Stalin’s Ruthless Rhyme Schemes
Joseph Stalin was a blessing before he was a curse. His parents had tried twice before to have children, but both passed away shortly after they were born. Stalin was the third attempt, and though he was weak (always getting sick or injured in his younger years), he survived. Yet, the world he grew up in was a dark one that he only made darker.
He was born and raised in the Georgian town of Gori, a place with a notorious street culture. (Many people in this town continue to remember Stalin with affection.) According to Young Stalin, a biography of his early years, the boy lived as a ragamuffin, often engaging in street brawls, fist fights and gang warfare.
On top of this, Stalin had to battle a difficult father who, largely because of the deaths of his first two children, had turned into a bitter alcoholic. So when he was barely old enough to read, Stalin committed his first violent act, throwing a knife at his father in an attempt to defend his mother from one of his drunken tirades.

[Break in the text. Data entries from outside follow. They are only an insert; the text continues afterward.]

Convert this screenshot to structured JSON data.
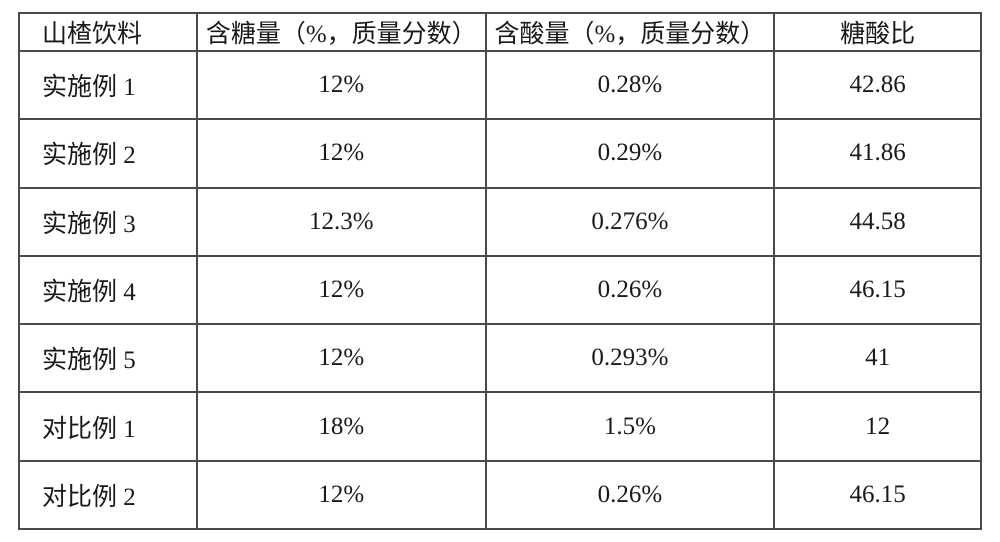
{
  "table": {
    "columns": [
      {
        "label": "山楂饮料",
        "align": "left",
        "width_pct": 18.5
      },
      {
        "label": "含糖量（%，质量分数）",
        "align": "center",
        "width_pct": 30
      },
      {
        "label": "含酸量（%，质量分数）",
        "align": "center",
        "width_pct": 30
      },
      {
        "label": "糖酸比",
        "align": "center",
        "width_pct": 21.5
      }
    ],
    "rows": [
      {
        "c0": "实施例 1",
        "c1": "12%",
        "c2": "0.28%",
        "c3": "42.86"
      },
      {
        "c0": "实施例 2",
        "c1": "12%",
        "c2": "0.29%",
        "c3": "41.86"
      },
      {
        "c0": "实施例 3",
        "c1": "12.3%",
        "c2": "0.276%",
        "c3": "44.58"
      },
      {
        "c0": "实施例 4",
        "c1": "12%",
        "c2": "0.26%",
        "c3": "46.15"
      },
      {
        "c0": "实施例 5",
        "c1": "12%",
        "c2": "0.293%",
        "c3": "41"
      },
      {
        "c0": "对比例 1",
        "c1": "18%",
        "c2": "1.5%",
        "c3": "12"
      },
      {
        "c0": "对比例 2",
        "c1": "12%",
        "c2": "0.26%",
        "c3": "46.15"
      }
    ],
    "border_color": "#4a4a4a",
    "text_color": "#1a1a1a",
    "background_color": "#ffffff",
    "font_size_pt": 19
  }
}
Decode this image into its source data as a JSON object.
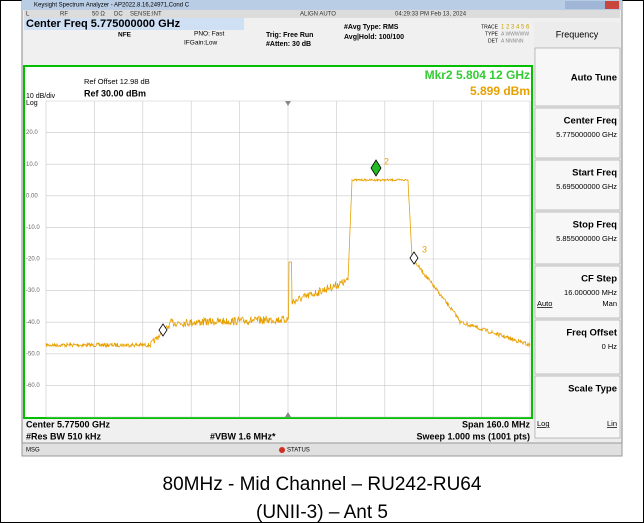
{
  "window": {
    "title": "Keysight Spectrum Analyzer - AP2022.8.16,24971,Cond C"
  },
  "status_row": [
    "L",
    "RF",
    "50 Ω",
    "DC",
    "SENSE:INT",
    "ALIGN AUTO",
    "04:29:33 PM Feb 13, 2024"
  ],
  "header": {
    "center_freq": "Center Freq 5.775000000 GHz",
    "nfe": "NFE",
    "pno": "PNO: Fast",
    "ifgain": "IFGain:Low",
    "trig": "Trig: Free Run",
    "atten": "#Atten: 30 dB",
    "avg_type": "#Avg Type: RMS",
    "avg_hold": "Avg|Hold: 100/100",
    "trace": "TRACE",
    "trace_nums": "1 2 3 4 5 6",
    "type": "TYPE",
    "type_val": "A WWWWW",
    "det": "DET",
    "det_val": "A NNNNN"
  },
  "plot": {
    "ref_offset": "Ref Offset 12.98 dB",
    "scale": "10 dB/div",
    "ref": "Ref 30.00 dBm",
    "log": "Log",
    "marker_readout": "Mkr2 5.804 12 GHz",
    "marker_value": "5.899 dBm",
    "y_labels": [
      "20.0",
      "10.0",
      "0.00",
      "-10.0",
      "-20.0",
      "-30.0",
      "-40.0",
      "-50.0",
      "-60.0"
    ],
    "marker_labels": [
      "2",
      "3"
    ]
  },
  "footer": {
    "center": "Center 5.77500 GHz",
    "res_bw": "#Res BW 510 kHz",
    "vbw": "#VBW 1.6 MHz*",
    "span": "Span 160.0 MHz",
    "sweep": "Sweep  1.000 ms (1001 pts)"
  },
  "menu": {
    "title": "Frequency",
    "buttons": [
      {
        "label": "Auto Tune"
      },
      {
        "label": "Center Freq",
        "value": "5.775000000 GHz"
      },
      {
        "label": "Start Freq",
        "value": "5.695000000 GHz"
      },
      {
        "label": "Stop Freq",
        "value": "5.855000000 GHz"
      },
      {
        "label": "CF Step",
        "value": "16.000000 MHz",
        "left": "Auto",
        "right": "Man"
      },
      {
        "label": "Freq Offset",
        "value": "0 Hz"
      },
      {
        "label": "Scale Type",
        "left": "Log",
        "right": "Lin"
      }
    ]
  },
  "msg": "MSG",
  "status": "STATUS",
  "caption": [
    "80MHz - Mid Channel – RU242-RU64",
    "(UNII-3) – Ant 5"
  ]
}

Yet, for all his brutal shenanigans, Stalin first gained notoriety not because of his scheming but because of his poetry.
While studying to be a priest (yes, that’s right, a priest), Stalin started to write romantic poems, which were published in several periodicals and won him much acclaim in Georgia. His first known poem, written when he was 17, was called “Morning,” and is filled with descriptions of lilting flowers, chirping birds and national pride. “Be full of blossom, oh lovely land / Rejoice Iverians’ country / And you oh Georgian, by studying / Bring joy to your motherland.” It may not be Mandelstam, but the prideful aspect apparently resonated well with Georgians.
He eventually stopped writing poetry because it required “a hell of a lot of patience,” according to one conversation recorded in Young Stalin. Instead, he turned his focus to revolutionary Marxism.
Still, many of his early ventures into the sinister are intertwined with his passion for literature. The books and periodicals he read spurred his revolutionary ideas and schemes. According to one account in Young Stalin, he actually learned many of his tyrannical tactics from a fight over reading material with a priest in his seminary. While in school, Stalin was known to read and distribute black-listed books by authors like Balzac, Marx and Darwin. So one priest, who was nicknamed the Black Spot, spared no amount of energy spying on Stalin and rummaging through his personal belongings. Stalin was eventually expelled over this, and later in life, he confessed that this priest had taught him all the repressive tactics he’d need to know, including “surveillance, spying, invasion of inner life, [and] violation of feelings.”
Unlike today, where a history of writing romantic poems might diminish one’s macho credentials, poetry actually fueled Stalin’s reputation. In 1907, young Stalin organized a bloody bank heist that helped finance the Bolshevik revolution. Afterward, one of his henchmen admitted that he had joined Stalin in this risky venture “only because he was such an admirer of Stalin’s romantic poetry.”